In mild cases of trigger finger, splinting and/or an oral anti-inflammatory medication may be sufficient to reduce the swelling in the tendon, prevent ‘catching’ or ‘locking’ and permit full and free movement of the finger or thumb. In more severe cases, or where non-surgical treatments do not relieve the symptoms, surgery may be the best option.

Conservative treatment

If your trigger finger is mild and you choose a non-surgical treatment, the hand surgeons and hand therapists at the Hand Centre will work with you to determine the best management plan for you. Such a plan might involve:

  • Splinting for up to 6 weeks to rest your affected finger or thumb in an extended, and to prevent you from curling your fingers during sleep.
  • Finger exercises to assist in maintaining mobility in your finger or thumb
  • A change in activity for 3 to 4 weeks, avoiding repetitive and prolonged gripping
  • Advice on ways to use your hand so as to prevent further aggravation of the condition
  • Oral anti-inflammatories to relieve swelling and pain.
  • Steroidal injections into the area around the tendon and pulley to reduce inflammation and swelling. These are usually most beneficial if given soon after symptoms begin.
Operative treatment

If your trigger finger is moderate to severe, or if non-surgical treatment has failed to relieve your symptoms, you may choose to undergo surgery to open the pulley at the base your affected finger or thumb so that the tendon can move through it freely. This procedure is usually referred to as a trigger finger release. It can be performed in a hospital or a day surgery, either under a general anaesthetic or under sedation with a local anaesthetic. It is most common for the surgery to be performed under a general anaesthetic.
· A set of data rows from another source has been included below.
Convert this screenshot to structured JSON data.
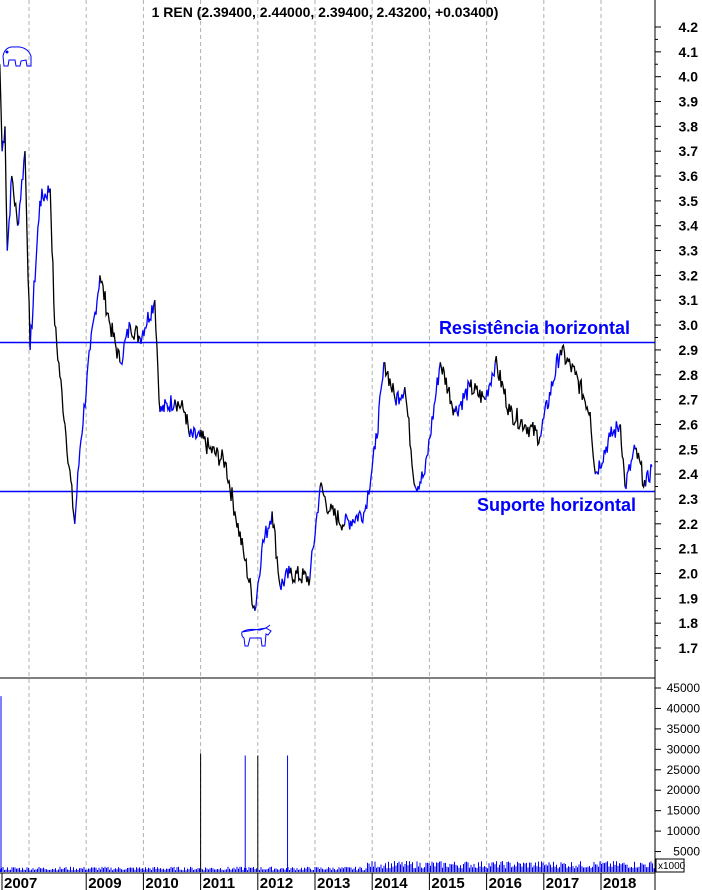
{
  "chart_data": {
    "type": "line",
    "title": "1 REN (2.39400, 2.44000, 2.39400, 2.43200, +0.03400)",
    "colors": {
      "price": "#0000ff",
      "price_down": "#000000",
      "lines": "#0000ff",
      "volume": "#0000ff"
    },
    "price_axis": {
      "ylim": [
        1.6,
        4.3
      ],
      "ticks": [
        1.7,
        1.8,
        1.9,
        2.0,
        2.1,
        2.2,
        2.3,
        2.4,
        2.5,
        2.6,
        2.7,
        2.8,
        2.9,
        3.0,
        3.1,
        3.2,
        3.3,
        3.4,
        3.5,
        3.6,
        3.7,
        3.8,
        3.9,
        4.0,
        4.1,
        4.2
      ],
      "position": "right"
    },
    "x_axis": {
      "xlim": [
        2007.49,
        2018.95
      ],
      "tick_labels": [
        "2007",
        "2009",
        "2010",
        "2011",
        "2012",
        "2013",
        "2014",
        "2015",
        "2016",
        "2017",
        "2018"
      ],
      "gridlines": [
        2008,
        2009,
        2010,
        2011,
        2012,
        2013,
        2014,
        2015,
        2016,
        2017,
        2018
      ],
      "grid": "vertical dashed"
    },
    "price_series": [
      [
        2007.49,
        4.05
      ],
      [
        2007.53,
        3.7
      ],
      [
        2007.58,
        3.8
      ],
      [
        2007.62,
        3.3
      ],
      [
        2007.7,
        3.6
      ],
      [
        2007.8,
        3.4
      ],
      [
        2007.93,
        3.7
      ],
      [
        2008.02,
        2.9
      ],
      [
        2008.19,
        3.5
      ],
      [
        2008.37,
        3.55
      ],
      [
        2008.45,
        3.0
      ],
      [
        2008.63,
        2.6
      ],
      [
        2008.8,
        2.2
      ],
      [
        2008.89,
        2.5
      ],
      [
        2009.07,
        2.9
      ],
      [
        2009.24,
        3.2
      ],
      [
        2009.42,
        3.0
      ],
      [
        2009.59,
        2.85
      ],
      [
        2009.77,
        3.0
      ],
      [
        2009.94,
        2.95
      ],
      [
        2010.2,
        3.1
      ],
      [
        2010.29,
        2.65
      ],
      [
        2010.55,
        2.7
      ],
      [
        2010.73,
        2.65
      ],
      [
        2010.81,
        2.55
      ],
      [
        2010.99,
        2.55
      ],
      [
        2011.16,
        2.5
      ],
      [
        2011.43,
        2.45
      ],
      [
        2011.6,
        2.25
      ],
      [
        2011.78,
        2.05
      ],
      [
        2011.95,
        1.85
      ],
      [
        2012.07,
        2.1
      ],
      [
        2012.25,
        2.25
      ],
      [
        2012.39,
        1.95
      ],
      [
        2012.56,
        2.0
      ],
      [
        2012.91,
        1.98
      ],
      [
        2013.09,
        2.35
      ],
      [
        2013.26,
        2.25
      ],
      [
        2013.52,
        2.2
      ],
      [
        2013.87,
        2.25
      ],
      [
        2014.05,
        2.5
      ],
      [
        2014.22,
        2.85
      ],
      [
        2014.4,
        2.7
      ],
      [
        2014.57,
        2.75
      ],
      [
        2014.75,
        2.35
      ],
      [
        2014.92,
        2.4
      ],
      [
        2015.19,
        2.85
      ],
      [
        2015.45,
        2.65
      ],
      [
        2015.71,
        2.75
      ],
      [
        2015.97,
        2.7
      ],
      [
        2016.15,
        2.85
      ],
      [
        2016.41,
        2.65
      ],
      [
        2016.67,
        2.6
      ],
      [
        2016.93,
        2.55
      ],
      [
        2017.29,
        2.9
      ],
      [
        2017.55,
        2.8
      ],
      [
        2017.81,
        2.65
      ],
      [
        2017.9,
        2.4
      ],
      [
        2018.16,
        2.55
      ],
      [
        2018.34,
        2.6
      ],
      [
        2018.42,
        2.35
      ],
      [
        2018.6,
        2.5
      ],
      [
        2018.78,
        2.35
      ],
      [
        2018.89,
        2.43
      ]
    ],
    "horizontal_lines": [
      {
        "label": "Resistência horizontal",
        "value": 2.93
      },
      {
        "label": "Suporte horizontal",
        "value": 2.33
      }
    ],
    "volume_axis": {
      "ylim": [
        0,
        47000
      ],
      "ticks": [
        5000,
        10000,
        15000,
        20000,
        25000,
        30000,
        35000,
        40000,
        45000
      ],
      "unit_label": "x1000"
    },
    "volume_spikes": [
      [
        2007.5,
        43000
      ],
      [
        2011.0,
        29000
      ],
      [
        2011.78,
        28500
      ],
      [
        2012.0,
        28500
      ],
      [
        2012.52,
        28500
      ]
    ],
    "icons": [
      "bear-icon",
      "bull-icon"
    ]
  }
}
If you are a public patient, you will go on a waiting list for your surgery. The waiting time can be up to two years. If you are a private patient, you can generally have your surgery at a time that is convenient to you, usually within a few weeks of diagnosis.

During your surgery, your surgeon will make a small incision in your palm at the base of the affected finger or thumb and cut through the first pulley, relieving the constriction on the tendon as is passes through the tendon sheath. If the lining of the tendon itself is inflamed, your surgeon may also remove the thickened covering of the tendon, in a procedure is called a tenosynovectomy. Once this is done, your surgeon will suture up the cut and apply a light dressing to protect the wound but allow the affected finger to move.

At the Hand Centre, both private and public trigger finger procedures are usually performed under general anaesthetic.

Post-operative treatment

Following your trigger finger release, you will usually be able to go home once you have recovered from the anaesthetic. Your hand will be dressed, and you will have to keep the hand dry for a week or so. You will likely be given pain medication for the first few days and a list of instructions about what to do. If you have non-dissolving sutures, they will be removed 10 to 14 days after your operation.

You will generally be encouraged to start moving your finger almost immediately after surgery, and to return to normal activities as soon as you are able. You should see your surgeon 4 to 6 weeks after your operation. You may experience soreness at the site of the cut and general discomfort for the first 6 to 8 weeks.

You will not usually require hand therapy following a trigger finger release, unless, for example, you are experiencing greater-than-usual post-operative discomfort, require assistance in reducing post-operative scarring, or if you are returning to an activity that caused or exacerbated your trigger finger. If you require therapy, the hand surgeons and hand therapists at the Hand Centre will work with you to determine the best therapy plan for you.